Q: Can the police search my car?

It depends on the facts and circumstances. Unlike searching your home, police officers do not need a warrant to search your car. An officer can search your car if he or she has a reasonable belief that there is evidence or there are illegal items in your car. Additionally, an officer can search your car after you have been arrested. However, they generally cannot search your trunk or other locked compartment of your vehicle. There are instances where police officers ask to search a person’s vehicle. If you find yourself in this type of situation, do not give consent. Instead, tell the officer that you have been advised not to consent to police searches of any kind. Even if the officer warns you that he or she will get a warrant or call for a drug-sniffing dog, just remain calm and continue to refuse to consent to the search.

Q: If I am under investigation, do I have to talk to the police?

No. You do not have to:

  • Participate in the investigation;
  • Answer questions pursuant to the investigation; or
  • Make a statement as part of the investigation.

If an officer requests your personal information, however, you will need to provide your real name, address, age and date of birth. You should not provide any other information.

Q: What information do I have to give to the police if I am arrested?

A police officer may arrest you if he or she reasonably believes that you are committing a crime. If you are arrested, you must give officers your real name, address, age, and date of birth. You do not have to answer any other questions or provide any other information.

Q: What are my rights while under arrest?

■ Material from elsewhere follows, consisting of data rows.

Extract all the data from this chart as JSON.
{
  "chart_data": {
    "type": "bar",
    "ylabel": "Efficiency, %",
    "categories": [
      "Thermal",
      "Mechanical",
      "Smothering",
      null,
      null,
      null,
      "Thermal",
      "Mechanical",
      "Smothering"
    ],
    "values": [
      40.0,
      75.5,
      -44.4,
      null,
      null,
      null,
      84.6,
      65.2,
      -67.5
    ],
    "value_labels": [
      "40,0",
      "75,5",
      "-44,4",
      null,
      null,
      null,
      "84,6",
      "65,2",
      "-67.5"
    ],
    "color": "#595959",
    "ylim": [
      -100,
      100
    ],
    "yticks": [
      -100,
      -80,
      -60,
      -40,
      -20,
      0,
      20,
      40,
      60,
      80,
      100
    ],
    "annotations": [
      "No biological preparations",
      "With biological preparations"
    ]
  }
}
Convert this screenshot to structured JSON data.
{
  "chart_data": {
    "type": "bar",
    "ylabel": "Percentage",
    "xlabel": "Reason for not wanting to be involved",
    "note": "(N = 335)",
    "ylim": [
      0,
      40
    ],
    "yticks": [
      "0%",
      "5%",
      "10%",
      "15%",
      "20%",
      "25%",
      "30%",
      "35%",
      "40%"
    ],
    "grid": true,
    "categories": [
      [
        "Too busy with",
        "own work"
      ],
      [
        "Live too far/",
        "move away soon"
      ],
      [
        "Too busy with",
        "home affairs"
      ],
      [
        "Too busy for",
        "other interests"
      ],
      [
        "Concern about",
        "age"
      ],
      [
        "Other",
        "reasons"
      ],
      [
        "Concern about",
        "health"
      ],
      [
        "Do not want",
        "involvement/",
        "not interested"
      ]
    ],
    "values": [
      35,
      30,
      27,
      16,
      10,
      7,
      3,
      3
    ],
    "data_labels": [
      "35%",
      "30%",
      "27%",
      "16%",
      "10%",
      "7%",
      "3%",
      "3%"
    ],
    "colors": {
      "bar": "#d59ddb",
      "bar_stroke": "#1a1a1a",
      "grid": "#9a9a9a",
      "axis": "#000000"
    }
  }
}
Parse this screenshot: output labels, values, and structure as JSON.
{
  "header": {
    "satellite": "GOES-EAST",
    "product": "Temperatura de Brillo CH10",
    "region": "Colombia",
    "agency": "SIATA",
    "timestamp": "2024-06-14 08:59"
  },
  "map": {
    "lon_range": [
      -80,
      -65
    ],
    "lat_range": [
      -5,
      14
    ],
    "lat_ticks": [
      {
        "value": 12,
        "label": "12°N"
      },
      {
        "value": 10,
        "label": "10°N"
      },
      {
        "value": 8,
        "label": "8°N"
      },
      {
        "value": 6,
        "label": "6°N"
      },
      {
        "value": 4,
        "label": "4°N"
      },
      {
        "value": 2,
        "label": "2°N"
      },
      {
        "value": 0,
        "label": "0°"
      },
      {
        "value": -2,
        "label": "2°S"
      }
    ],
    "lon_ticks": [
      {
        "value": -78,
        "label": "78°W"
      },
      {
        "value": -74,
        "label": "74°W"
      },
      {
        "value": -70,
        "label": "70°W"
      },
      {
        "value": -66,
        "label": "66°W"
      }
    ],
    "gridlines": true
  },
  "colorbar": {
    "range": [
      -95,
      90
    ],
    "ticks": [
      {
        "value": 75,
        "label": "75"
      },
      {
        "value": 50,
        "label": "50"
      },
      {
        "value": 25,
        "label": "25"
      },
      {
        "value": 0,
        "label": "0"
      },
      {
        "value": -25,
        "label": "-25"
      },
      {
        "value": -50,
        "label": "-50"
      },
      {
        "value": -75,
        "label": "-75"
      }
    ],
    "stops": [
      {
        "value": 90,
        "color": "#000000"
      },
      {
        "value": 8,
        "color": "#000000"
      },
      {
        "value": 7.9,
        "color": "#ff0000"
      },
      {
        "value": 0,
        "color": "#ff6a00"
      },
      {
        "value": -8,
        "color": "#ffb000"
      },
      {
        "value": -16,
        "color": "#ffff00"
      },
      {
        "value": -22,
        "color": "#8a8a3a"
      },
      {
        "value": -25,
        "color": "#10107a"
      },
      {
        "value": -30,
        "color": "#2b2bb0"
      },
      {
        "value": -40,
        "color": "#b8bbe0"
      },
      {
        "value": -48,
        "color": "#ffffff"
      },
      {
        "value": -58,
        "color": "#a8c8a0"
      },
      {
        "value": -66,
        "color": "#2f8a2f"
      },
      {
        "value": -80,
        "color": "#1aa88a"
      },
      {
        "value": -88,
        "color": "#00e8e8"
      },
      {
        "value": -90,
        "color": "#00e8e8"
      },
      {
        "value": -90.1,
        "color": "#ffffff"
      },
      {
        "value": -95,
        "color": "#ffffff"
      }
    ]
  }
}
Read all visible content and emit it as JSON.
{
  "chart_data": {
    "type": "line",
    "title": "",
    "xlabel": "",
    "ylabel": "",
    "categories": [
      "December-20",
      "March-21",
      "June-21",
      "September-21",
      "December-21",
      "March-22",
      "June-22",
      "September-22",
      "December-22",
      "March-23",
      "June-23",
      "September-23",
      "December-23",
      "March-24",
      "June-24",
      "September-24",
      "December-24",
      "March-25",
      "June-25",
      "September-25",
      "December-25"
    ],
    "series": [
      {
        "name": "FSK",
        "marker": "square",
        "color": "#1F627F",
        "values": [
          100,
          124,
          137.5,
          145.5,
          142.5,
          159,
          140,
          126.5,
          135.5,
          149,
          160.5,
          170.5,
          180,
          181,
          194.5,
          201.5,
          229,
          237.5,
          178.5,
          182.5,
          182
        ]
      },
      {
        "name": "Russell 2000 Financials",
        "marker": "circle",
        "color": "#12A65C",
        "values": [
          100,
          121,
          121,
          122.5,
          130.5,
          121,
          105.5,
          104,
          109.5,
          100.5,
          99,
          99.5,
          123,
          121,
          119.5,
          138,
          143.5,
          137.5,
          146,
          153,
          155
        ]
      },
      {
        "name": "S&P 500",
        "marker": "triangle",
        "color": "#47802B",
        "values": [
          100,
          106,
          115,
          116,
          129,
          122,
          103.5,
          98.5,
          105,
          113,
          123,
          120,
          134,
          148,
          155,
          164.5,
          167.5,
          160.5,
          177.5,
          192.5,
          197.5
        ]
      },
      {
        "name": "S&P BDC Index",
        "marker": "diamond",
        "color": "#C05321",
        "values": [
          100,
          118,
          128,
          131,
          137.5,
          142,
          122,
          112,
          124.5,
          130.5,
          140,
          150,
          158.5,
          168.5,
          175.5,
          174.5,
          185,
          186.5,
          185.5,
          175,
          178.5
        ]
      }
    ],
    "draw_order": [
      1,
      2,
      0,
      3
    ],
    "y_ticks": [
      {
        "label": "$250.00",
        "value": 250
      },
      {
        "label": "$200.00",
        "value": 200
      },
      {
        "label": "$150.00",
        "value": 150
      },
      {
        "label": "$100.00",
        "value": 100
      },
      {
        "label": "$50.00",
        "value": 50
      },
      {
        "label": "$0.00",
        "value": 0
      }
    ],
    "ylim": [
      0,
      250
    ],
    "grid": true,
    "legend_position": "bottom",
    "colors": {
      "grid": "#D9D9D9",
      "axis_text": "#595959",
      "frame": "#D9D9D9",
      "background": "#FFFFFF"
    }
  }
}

Also known as Miranda warnings, the following information should be given to you when you are taken into custody, but before you are questioned:

  1. You have the right to remain silent.
    • Do not talk to anyone, including detectives or State’s Attorneys about the incident that led to your arrest or about any other incident that is under investigation.
  2. Anything you say can and will be used against you in a court of law.
    • Any statement you make can be used as evidence against you if you are charged. Do not answer any questions about the incident or make any kind of statement. Always refuse to answer any questions and ask for a lawyer.
  3. You have the right to an attorney.
    • You have the right to have an attorney meet with you while you are under arrest. Be sure to contact a lawyer or have your family contact a lawyer as soon as possible.
  4. If you cannot afford an attorney, one will be appointed to you.
    • Courts will appoint public defenders to represent people who are charged with crimes but cannot afford to pay a private attorney. A public defender is usually appointed at the first court date.